A novel enzymatic delamination method for sustainable recycling of crystal silicon photovoltaic (c-Si PV) modules

Due to the growing effects of global warming, there has been a surge in the demand for renewable energy sources. In particular, the most important player in this increase is the installation of photovoltaic (PV) modules. At this critical stage, it has become a priority to identify strategic approaches for the recycling of end-of-life PV panels with a strong focus on environmental protection. This study examined the impact of enzymatic delamination on the separation of the EVA (Ethylne Viniyl Aceate Co polymer) layer, a crucial stage in the recycling process of PV panels.

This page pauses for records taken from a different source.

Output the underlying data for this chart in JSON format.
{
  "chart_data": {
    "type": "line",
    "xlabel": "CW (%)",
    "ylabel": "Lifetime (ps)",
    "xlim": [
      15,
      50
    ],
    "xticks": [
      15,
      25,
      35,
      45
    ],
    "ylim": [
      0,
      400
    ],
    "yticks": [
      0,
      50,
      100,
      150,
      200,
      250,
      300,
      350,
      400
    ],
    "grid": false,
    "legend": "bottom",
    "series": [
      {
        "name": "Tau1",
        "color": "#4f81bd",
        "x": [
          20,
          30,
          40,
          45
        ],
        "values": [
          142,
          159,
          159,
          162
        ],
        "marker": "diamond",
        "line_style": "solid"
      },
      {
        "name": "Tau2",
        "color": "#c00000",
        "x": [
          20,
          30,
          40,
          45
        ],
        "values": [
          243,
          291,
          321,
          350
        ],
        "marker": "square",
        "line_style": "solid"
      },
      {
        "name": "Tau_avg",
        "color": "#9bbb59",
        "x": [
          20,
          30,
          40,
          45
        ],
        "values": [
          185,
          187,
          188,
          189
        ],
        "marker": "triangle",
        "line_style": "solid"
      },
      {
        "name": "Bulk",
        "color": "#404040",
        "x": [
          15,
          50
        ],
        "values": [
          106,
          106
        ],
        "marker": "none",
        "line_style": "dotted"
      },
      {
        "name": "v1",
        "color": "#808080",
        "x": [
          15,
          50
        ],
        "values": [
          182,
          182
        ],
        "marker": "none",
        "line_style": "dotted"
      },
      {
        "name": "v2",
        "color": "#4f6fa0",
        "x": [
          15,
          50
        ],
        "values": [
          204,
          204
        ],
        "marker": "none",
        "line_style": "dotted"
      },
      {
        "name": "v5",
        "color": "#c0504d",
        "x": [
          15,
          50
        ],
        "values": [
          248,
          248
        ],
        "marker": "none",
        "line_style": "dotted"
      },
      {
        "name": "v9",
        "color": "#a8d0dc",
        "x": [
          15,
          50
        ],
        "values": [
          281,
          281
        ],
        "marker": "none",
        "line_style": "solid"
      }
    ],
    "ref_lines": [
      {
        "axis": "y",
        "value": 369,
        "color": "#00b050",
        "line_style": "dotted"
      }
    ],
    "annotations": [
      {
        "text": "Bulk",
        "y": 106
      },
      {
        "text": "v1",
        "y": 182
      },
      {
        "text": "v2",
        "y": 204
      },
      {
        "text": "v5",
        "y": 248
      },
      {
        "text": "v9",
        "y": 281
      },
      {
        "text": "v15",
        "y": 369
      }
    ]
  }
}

Notably, this investigation is the first of its kind in the existing literature. To investigate this, delamination effects of lipase, laccase, and lecitase enzymes were analyzed according to experimental design methods. Furthermore, sunflower oil was employed for the first time in the existing body of literature to facilitate delamination, resulting in a delamination rate of 100 %. The environmental impacts of these biotechnological techniques, which serve as alternatives to the commonly used toluene, were also comparatively assessed by life cycle assessment (LCA) method to analyze the environmental impact. LCA methodology was performed from gate to gate and the Recipe impact methodology was used. Oil assisted enzymatic delamination method was shown to be an alternative from environmental point of view to solvent based method such as toluene.